Diversity will not be a tagline or a boilerplate here
Nov. 18, 2015
President’s Forum on Diversity and Inclusion, University Student Commons
Good afternoon. Thank you for being here.
This is a critically important discussion about life at our university, and I’m grateful that all of you have brought your voice into this conversation. Your presence speaks volumes about the value our community places on diversity, inclusion and success — and doing everything we can to make those core values real and meaningful.
Let me begin by explaining why we’re here.
Last week, an engaged, concerned and thoughtful group of students began a conversation about their experiences as black students at VCU. This continued with a visit to my office, and I was very pleased to spend two hours talking with them and listening to their concerns.
The concerns they brought forward are important. They are concerns for all of us, because we all have the same vision for VCU: to be a university in which a student from any background can thrive. While we have made significant progress toward that goal, we recognize — now more than ever — that we still have much to do.
And that’s why we’re here today.
I convened this forum to shape and inform our next steps. I hope we will use this occasion to listen to each other and think about how we may work together more effectively to ensure that VCU is a place where anyone may feel welcome, safe, supported and able to succeed in the context of our mission.
VCU’s identity as a university has long been tied to its diversity. We are well-known as a place that’s welcoming and values the differences of its people. We are a place that asks all of our people to be leaders.
But we know we still have work to do.
Today, we continue our discussions toward that goal, building on our town hall last year and my meeting with these students last week.
And we begin by acknowledging that black lives matter. That’s an important part of this discussion. Our students have raised several questions, and these are important to discuss in light of the reality that racism still exists here and in America.
As a research university, our mission is to think about and act in ways that will benefit society. We address difficult issues head-on. It’s what we do. And so, it is important for us to be part of the national conversation about what it is like to be black in America, and to be a black student in America.
One of the issues most concerning to our students is a lack of black faculty who can serve as mentors and advisers, and who can diversify the depth of curriculum for all students. I agree. I have called repeatedly for more underrepresented faculty of color, and I will continue to do so as loudly as I can. And I will hold accountable my leadership team to ensure this happens. Accountability is essential for diversity to be real.
I appreciate the students who had the courage to bring these ideas forward. I am grateful that, as students, they are thoughtful about these issues. Though this is not their responsibility at VCU, to bring these ideas forward, but they are the leading voices for change. And it shows me the kind of students we have at VCU: students who are committed to a better university, and a more-just world.
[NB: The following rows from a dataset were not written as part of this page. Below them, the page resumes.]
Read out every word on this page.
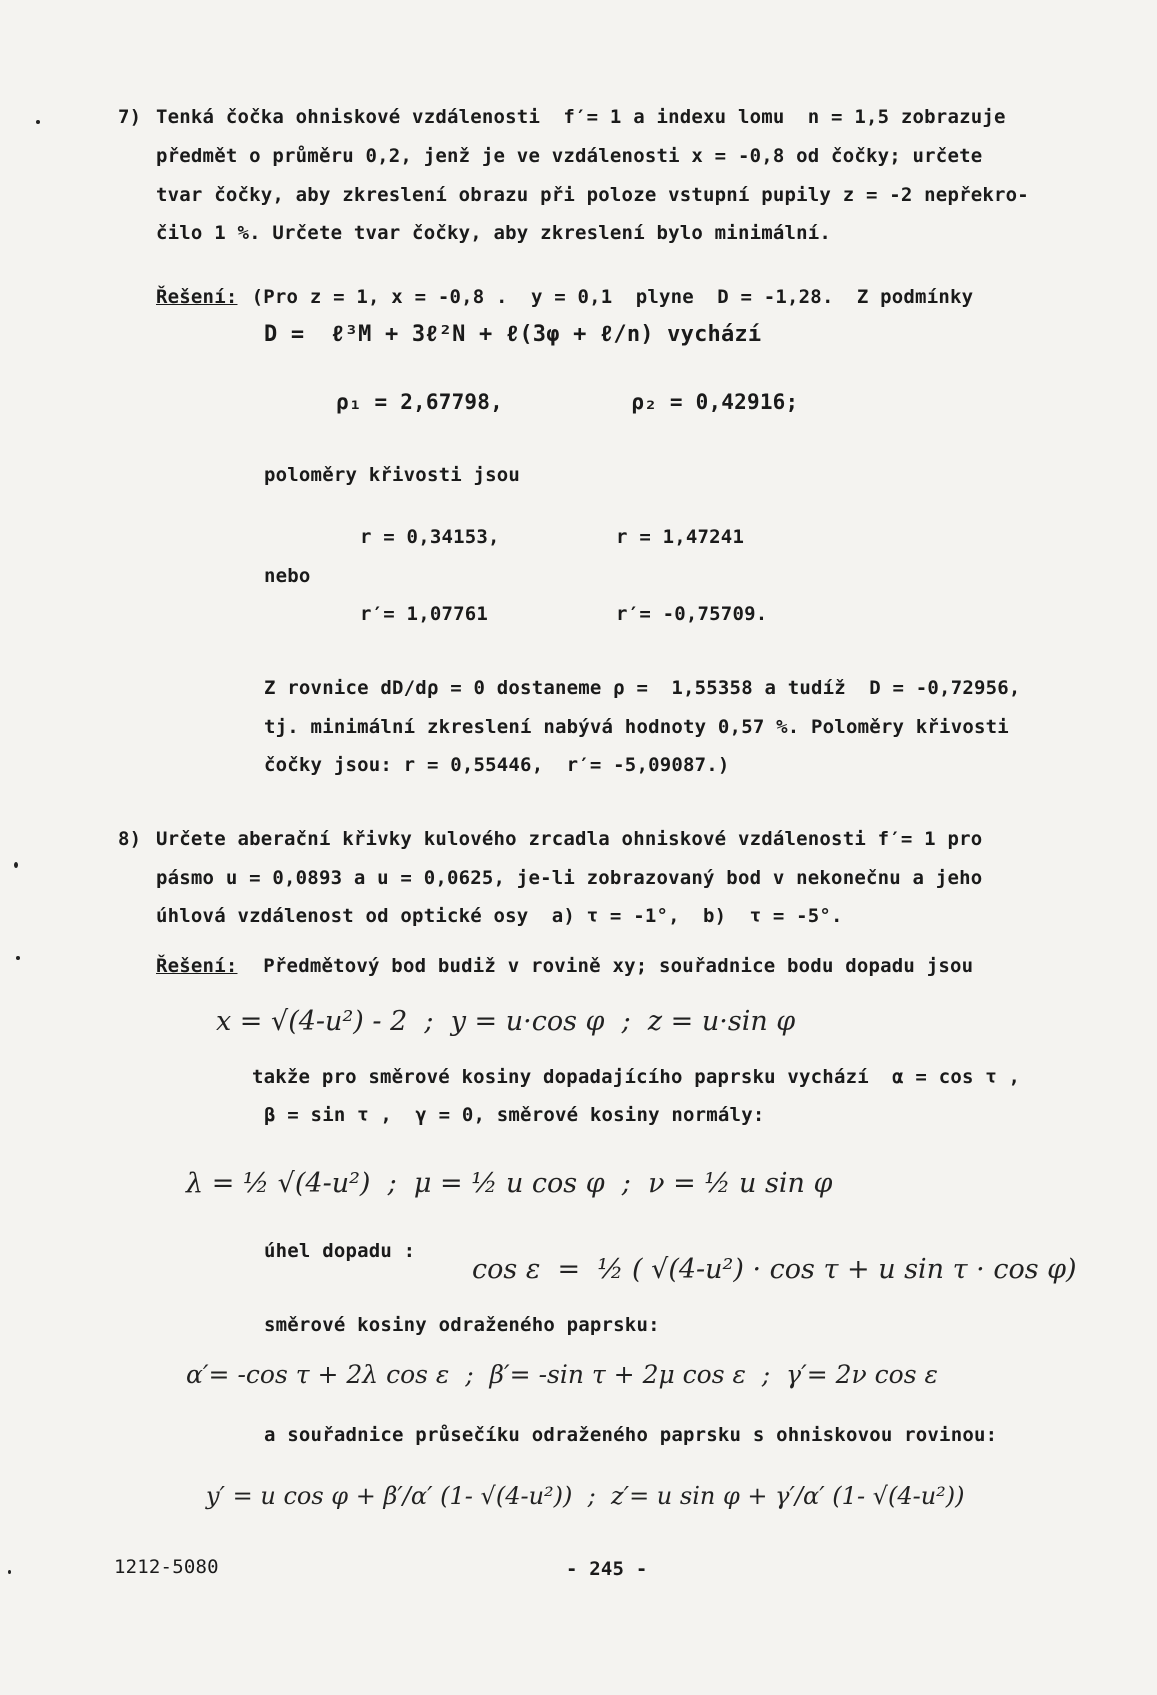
7) Tenká čočka ohniskové vzdálenosti  f′= 1 a indexu lomu  n = 1,5 zobrazuje
předmět o průměru 0,2, jenž je ve vzdálenosti x = -0,8 od čočky; určete
tvar čočky, aby zkreslení obrazu při poloze vstupní pupily z = -2 nepřekro-
čilo 1 %. Určete tvar čočky, aby zkreslení bylo minimální.
Řešení: (Pro z = 1, x = -0,8 .  y = 0,1  plyne  D = -1,28.  Z podmínky
D =  ℓ³M + 3ℓ²N + ℓ(3φ + ℓ/n) vychází
ρ₁ = 2,67798,          ρ₂ = 0,42916;
poloměry křivosti jsou
r = 0,34153,          r = 1,47241
nebo
r′= 1,07761           r′= -0,75709.
Z rovnice dD/dρ = 0 dostaneme ρ =  1,55358 a tudíž  D = -0,72956,
tj. minimální zkreslení nabývá hodnoty 0,57 %. Poloměry křivosti
čočky jsou: r = 0,55446,  r′= -5,09087.)
8) Určete aberační křivky kulového zrcadla ohniskové vzdálenosti f′= 1 pro
pásmo u = 0,0893 a u = 0,0625, je-li zobrazovaný bod v nekonečnu a jeho
úhlová vzdálenost od optické osy  a) τ = -1°,  b)  τ = -5°.
Řešení: Předmětový bod budiž v rovině xy; souřadnice bodu dopadu jsou
x = √(4-u²) - 2  ;  y = u·cos φ  ;  z = u·sin φ
takže pro směrové kosiny dopadajícího paprsku vychází  α = cos τ ,
β = sin τ ,  γ = 0, směrové kosiny normály:
λ = ½ √(4-u²)  ;  μ = ½ u cos φ  ;  ν = ½ u sin φ
úhel dopadu :
cos ε  =  ½ ( √(4-u²) · cos τ + u sin τ · cos φ)
směrové kosiny odraženého paprsku:
α′= -cos τ + 2λ cos ε  ;  β′= -sin τ + 2μ cos ε  ;  γ′= 2ν cos ε
a souřadnice průsečíku odraženého paprsku s ohniskovou rovinou:
y′ = u cos φ + β′/α′ (1- √(4-u²))  ;  z′= u sin φ + γ′/α′ (1- √(4-u²))
1212-5080	- 245 -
And the change they seek may not benefit them as students now, but it will be the legacy they leave for all of us.
Frankly, I think that what they have asked for isn’t enough. It highlights only some of the changes we need to make. Because if diversity and inclusion are truly values at VCU, then they must permeate every part of our university, from curriculum, to hiring, to health care, to the business decisions we make. Inclusion should matter everywhere. Not just among our students, not just among our faculty, but every place that is a part of VCU.
Diversity will not be a tagline or a boilerplate here. It will be an honest commitment that we have the courage to make and to defend. Despite what we’ve already achieved, there is greater capacity here to do what we need to do for all of our people.
My vision is a culture in which all of our people are embraced. We must do more to make that so. We must have a culture in which we truly understand each other and our unique experiences, and we must leverage those individual experiences as part of an educational environment that benefits us all.
As members of the same community, we must come to know each other better and trust each other more. And when those bonds of trust are broken or strained, we must work together to repair them. Because without trust, we cannot work toward common goals, or even have the difficult conversations that will move us forward.
We must be resolute and unrelenting in our commitment that anyone who comes to VCU can succeed at VCU. And if you’re part of the VCU community, you make that pledge. Our students deserve nothing less, and I will accept nothing less.
Our student’s voices are powerful, but they cannot be the only ones in this conversation. Because so many of you are here — and want your voice to be heard in a respectful and honest way — I am moved to believe that VCU has the chance to be the university that’s in the news for doing things right.
Thank you for inspiring me to believe that we can be the model university for diversity and inclusion in the 21st century. Our discussions are an important development for an institution with VCU’s opportunities. This is a timely conversation.